Realmente não pensei quando o trouxe para esse espaço apertado comigo, porque estou apenas com roupas íntimas na sua frente. Seus olhos percorrem o volume dos meus seios, descendo lentamente até minhas coxas, mas parando momentaneamente na minha calcinha preta. Ele sorri abertamente e sinto meus mamilos se enrijecerem. Droga.

— Pode sair agora, ela já foi. — vocifero, quando sinto que mal respirar e puxo a toalha, enrolando pelo meu corpo de qualquer jeito. O som baixo do seu riso, aumenta as batidas do meu coração e estremeço — Nathaniel. —  chamo mais rispidamente e sua cabeça se levanta.

— Você até que é bonita. — murmura.

— Sai daqui. — esbravejo.

O que foi isso, meu Deus?

Assim que fico sozinha novamente, solto o ar que nem sabia que estava segurando. As batidas no meu peito não diminuem e sento na privada para recuperar o fôlego. 

A varredura que ele fez, sorrindo daquele maneira tão sensual e sinistra, mesmo que eu devesse odiar aquela sua cara, não consigo. Reúno forças nas minhas pernas para ficar em pé e recuperar o controle, e termino de me vestir.

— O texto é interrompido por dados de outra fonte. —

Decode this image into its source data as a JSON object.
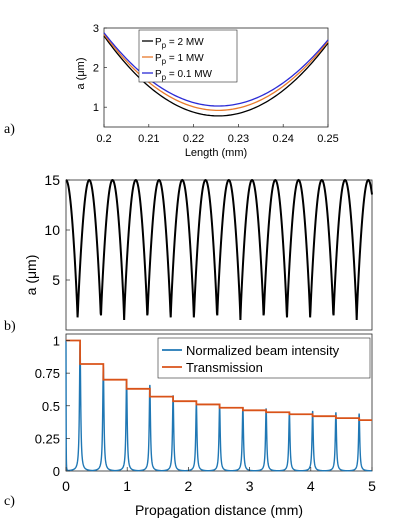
{
  "panel_labels": [
    "a)",
    "b)",
    "c)"
  ],
  "chart_data": [
    {
      "type": "line",
      "panel": "a)",
      "xlabel": "Length (mm)",
      "ylabel": "a (μm)",
      "xlim": [
        0.2,
        0.25
      ],
      "ylim": [
        0.5,
        3
      ],
      "xticks": [
        "0.2",
        "0.21",
        "0.22",
        "0.23",
        "0.24",
        "0.25"
      ],
      "yticks": [
        "1",
        "2",
        "3"
      ],
      "grid": false,
      "legend": "top-left",
      "series": [
        {
          "name": "P_p = 2 MW",
          "label_main": "P",
          "label_sub": "p",
          "label_rest": " = 2 MW",
          "color": "#000000",
          "min_x": 0.2255,
          "min_y": 0.78,
          "y_at_0.2": 2.8,
          "y_at_0.25": 2.62
        },
        {
          "name": "P_p = 1 MW",
          "label_main": "P",
          "label_sub": "p",
          "label_rest": " = 1 MW",
          "color": "#e87a2c",
          "min_x": 0.2255,
          "min_y": 0.92,
          "y_at_0.2": 2.84,
          "y_at_0.25": 2.66
        },
        {
          "name": "P_p = 0.1 MW",
          "label_main": "P",
          "label_sub": "p",
          "label_rest": " = 0.1 MW",
          "color": "#2b2bd6",
          "min_x": 0.2255,
          "min_y": 1.03,
          "y_at_0.2": 2.88,
          "y_at_0.25": 2.7
        }
      ]
    },
    {
      "type": "line",
      "panel": "b)",
      "xlabel": "",
      "ylabel": "a (μm)",
      "xlim": [
        0,
        5
      ],
      "ylim": [
        0,
        15
      ],
      "yticks": [
        "5",
        "10",
        "15"
      ],
      "grid": false,
      "series": [
        {
          "name": "",
          "color": "#000000",
          "period_mm": 0.38,
          "max": 15,
          "min": 1.0,
          "start_phase": "max"
        }
      ]
    },
    {
      "type": "line",
      "panel": "c)",
      "xlabel": "Propagation distance (mm)",
      "ylabel": "",
      "xlim": [
        0,
        5
      ],
      "ylim": [
        0,
        1.05
      ],
      "xticks": [
        "0",
        "1",
        "2",
        "3",
        "4",
        "5"
      ],
      "yticks": [
        "0",
        "0.25",
        "0.5",
        "0.75",
        "1"
      ],
      "grid": false,
      "legend": "top-right",
      "series": [
        {
          "name": "Normalized beam intensity",
          "color": "#1f77b4",
          "peak_x": [
            0.23,
            0.61,
            0.99,
            1.37,
            1.75,
            2.13,
            2.51,
            2.89,
            3.27,
            3.65,
            4.03,
            4.41,
            4.79
          ],
          "peak_y": [
            0.97,
            0.8,
            0.7,
            0.66,
            0.58,
            0.52,
            0.51,
            0.49,
            0.48,
            0.45,
            0.46,
            0.45,
            0.44
          ]
        },
        {
          "name": "Transmission",
          "color": "#d95319",
          "step_x": [
            0,
            0.23,
            0.61,
            0.99,
            1.37,
            1.75,
            2.13,
            2.51,
            2.89,
            3.27,
            3.65,
            4.03,
            4.41,
            4.79,
            5.0
          ],
          "step_y": [
            1.0,
            0.82,
            0.7,
            0.63,
            0.57,
            0.535,
            0.51,
            0.485,
            0.465,
            0.45,
            0.435,
            0.42,
            0.405,
            0.39
          ]
        }
      ]
    }
  ]
}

Penduro a toalha esticada no box e abro mais a janela. Escovo os meus dentes e passo um pente rápido pelos meus fios, não deixando, por um mínimo instante que seja, em lembrar da sua expressão me encarando. Da centelha de desejo quando passou a língua pelo lábio inferior e dos seus olhos. Mais claros do que de costume, como se o próprio oceano tivesse sido pintado na sua íris. 

— Vai dormir ai dentro? — com um timbre profundo e grosso, ele me desperta para a realidade em que estou. 

Síndrome de Estocolmo não vai virar uma verdade.

Não somos nada um para o outro.

Nathaniel me obrigou a fazer coisas.

Ameaçou a minha familia.

Controlou meu corpo por vezes demais e sem permissão.

Invadiu a minha casa e a minha vida.

Ele não merece nada além de desprezo. 

Coloco meus pensamentos em ordem e abro a porta do banheiro.

— Você vai embora agora e vou te avisar quando sentir os efeitos. — digo pausadamente e ele se aproxima, abre a boca para me interromper, mas levanto o dedo no seu rosto, o silenciando  — Não me interessa o que você quer, mas o que eu quero. E nesse momento, quero você fora daqui.